Jean Amrouche et Albert Camus

Jean Amrouche et Albert Camus

Jean Amrouche et Albert Camus qui incarnaient l’intelligence et l’humanité de la société algérienne furent sans doute parmi les personnalités les plus tourmentées quand il leur fallut choisir un camp dans un pays en guerre.

Au fond de leur réflexion, les valeurs communes d’humanité qu’ils portaient et leur connaissance du pays, voulaient réveiller dans la masse des citoyens des deux camps un esprit de paix négociée qui aurait permis d’éviter une guerre sanglante. Mais il était déjà trop tard.

Après la terrible répression qui suivit le meurtre d’une centaine d’Européens en mai 1945 à Sétif et les milliers de morts du côté algérien, les indépendantistes comprirent que le lobby colonialiste dirigeait la politique française en Algérie et qu’ils n’obtiendraient pas leur objectif pacifiquement.

Même si des démocrates comme Ferhat Abbas, Albert Camus, Jean Amrouche et bien d’autres pensaient encore pouvoir éviter la guerre, ils ne parvinrent pas à déclencher une réflexion sur l’avenir du pays auprès de toute la population. Aussi le 1er novembre 1954 le conflit éclata En 1954, soit quelques années avant la mort de ces deux écrivains qui l’incarnaient, la population algérienne était de 9.370.000 personnes.
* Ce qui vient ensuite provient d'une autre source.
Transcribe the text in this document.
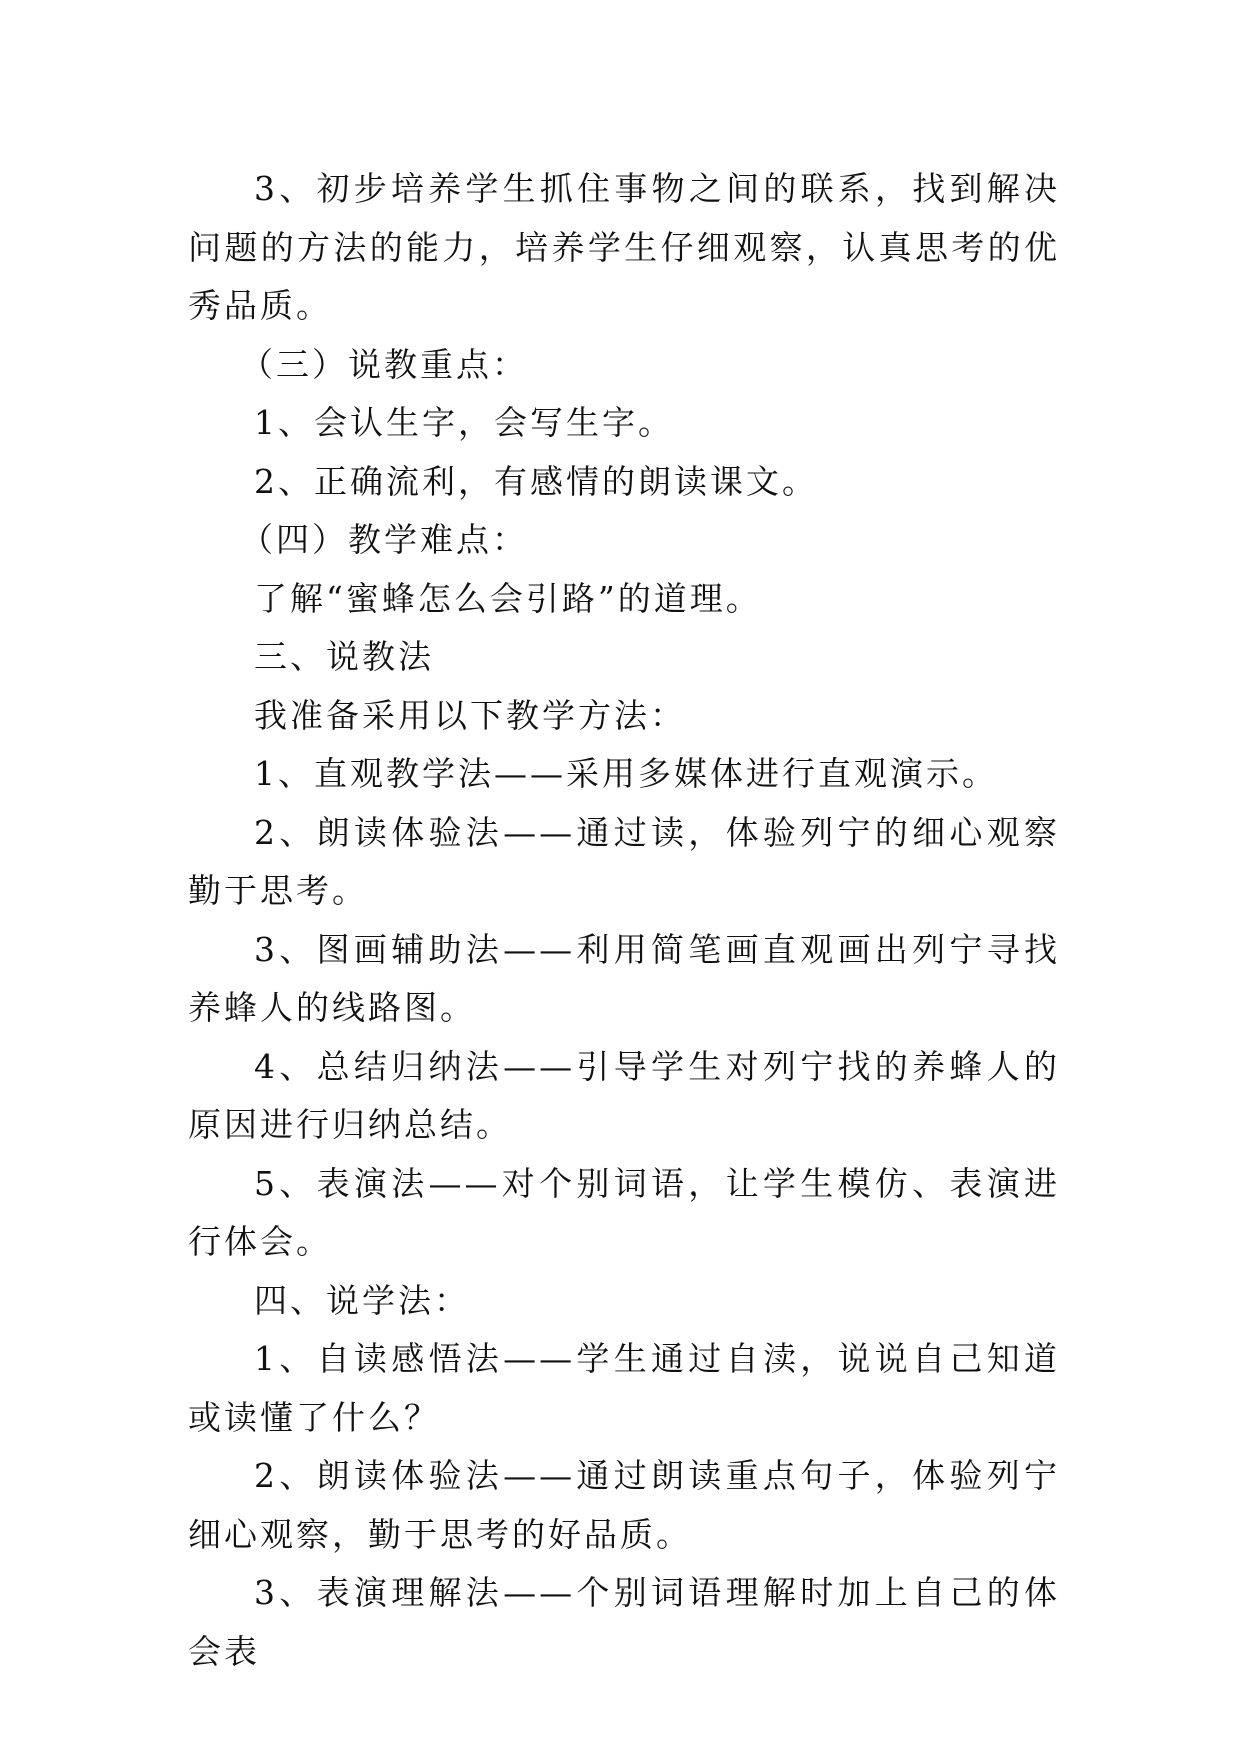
3、初步培养学生抓住事物之间的联系，找到解决问题的方法的能力，培养学生仔细观察，认真思考的优秀品质。

（三）说教重点：

1、会认生字，会写生字。

2、正确流利，有感情的朗读课文。

（四）教学难点：

了解“蜜蜂怎么会引路”的道理。

三、说教法

我准备采用以下教学方法：

1、直观教学法——采用多媒体进行直观演示。

2、朗读体验法——通过读，体验列宁的细心观察勤于思考。

3、图画辅助法——利用简笔画直观画出列宁寻找养蜂人的线路图。

4、总结归纳法——引导学生对列宁找的养蜂人的原因进行归纳总结。

5、表演法——对个别词语，让学生模仿、表演进行体会。

四、说学法：

1、自读感悟法——学生通过自渎，说说自己知道或读懂了什么？

2、朗读体验法——通过朗读重点句子，体验列宁细心观察，勤于思考的好品质。

3、表演理解法——个别词语理解时加上自己的体会表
Les pieds-noirs, ces migrants originaires du sud de l’Europe, en majorité des Espagnols, Italiens ou Maltais. Ils étaient venus, pour beaucoup d’entre eux, travailler chez le colon français pour les mêmes raisons que celles des migrants Africains et Maghrébins qui aujourd’hui quittent leur pays pour l’Europe. Ils fuyaient la faim, la pauvreté, l’oppression politique et voulaient donner une vie meilleure à leurs enfants. La seule chose qu’ils désiraient était de continuer à vivre en Algérie.

Rappelons à ce sujet que le terme pied-noir choisi pour désigner les Européens d’Algérie n’est pas né en 1830 mais au début de la guerre d’Algérie. Cette expression qui évoque le va-nu-pieds avait d’abord désigné les Arabes d’Algérie (Dictionnaire Petit Robert 1917) et, en 1955, dans le même dictionnaire elle désignait les Français d’Algérie.
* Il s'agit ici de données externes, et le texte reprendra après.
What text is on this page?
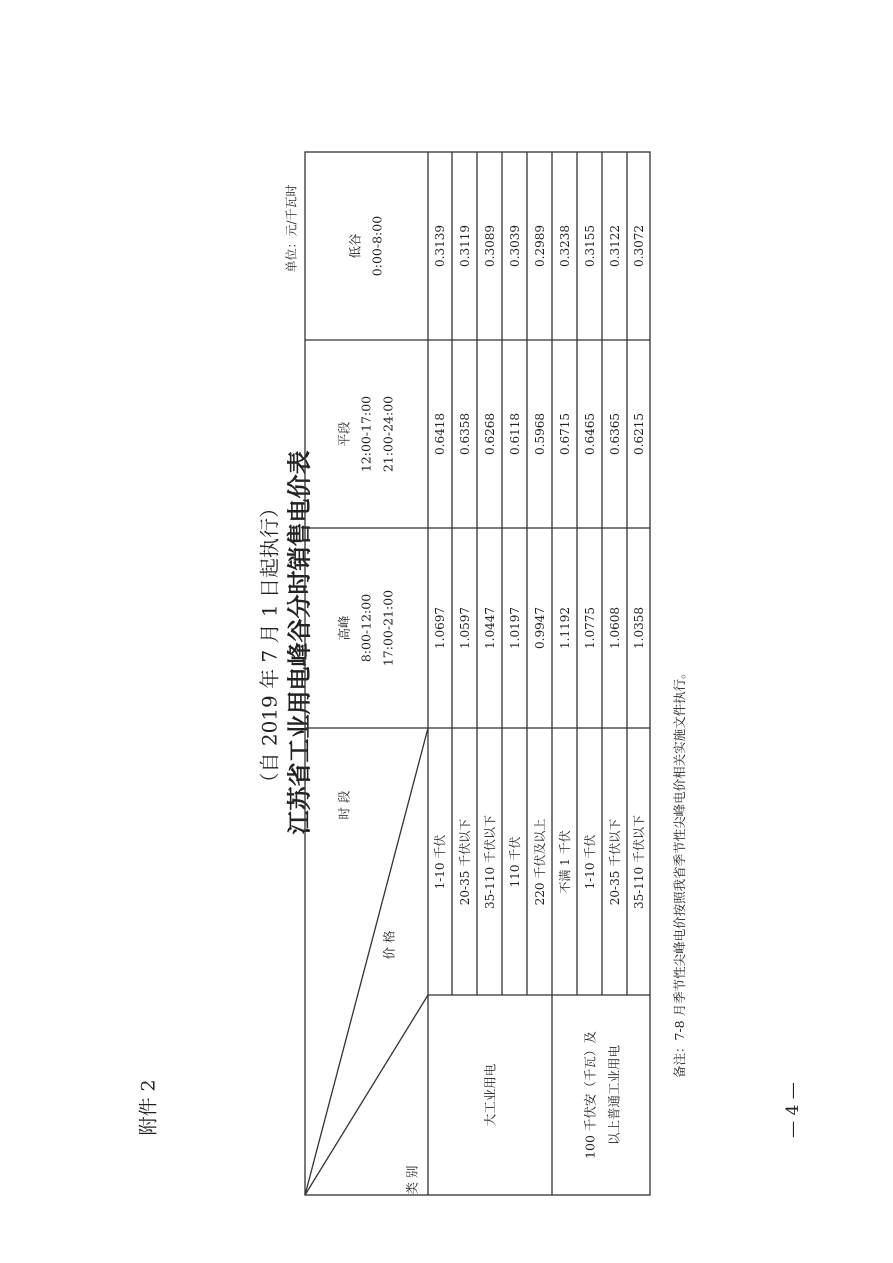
附件 2
江苏省工业用电峰谷分时销售电价表
（自 2019 年 7 月 1 日起执行）
单位：元/千瓦时
时 段
价 格
类 别
高峰 8:00-12:00 17:00-21:00
平段 12:00-17:00 21:00-24:00
低谷 0:00-8:00
1-10 千伏
1.0697
0.6418
0.3139
20-35 千伏以下
1.0597
0.6358
0.3119
35-110 千伏以下
1.0447
0.6268
0.3089
110 千伏
1.0197
0.6118
0.3039
220 千伏及以上
0.9947
0.5968
0.2989
不满 1 千伏
1.1192
0.6715
0.3238
1-10 千伏
1.0775
0.6465
0.3155
20-35 千伏以下
1.0608
0.6365
0.3122
35-110 千伏以下
1.0358
0.6215
0.3072
大工业用电	100 千伏安（千瓦）及 以上普通工业用电
备注：7-8 月季节性尖峰电价按照我省季节性尖峰电价相关实施文件执行。
— 4 —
Ces derniers, après l’avoir pris comme une forme péjorative à leur égard s’en emparèrent ensuite comme un blason pour défendre leur identité. Comme l’écrit l’Historien Jean Jacques Jordi, il y avait dans l’Algérie coloniale une sorte de hiérarchie des populations : ”en haut de l’échelle, le Français de France, en bas l’Arabe musulman, entre les deux, selon les régions et surtout les époques, les Français d’origine espagnole, italienne, maltaise, les Juifs et les Kabyles”.

Aujourd’hui encore, ces Pieds-Noirs sont souvent perçus comme Français, mais des Français vaguement étrangers C’est dans cet univers rétréci que Jean Amrouche et Albert Camus vécurent les prémices de la guerre d’Algérie et son déroulement jusqu’à leur mort.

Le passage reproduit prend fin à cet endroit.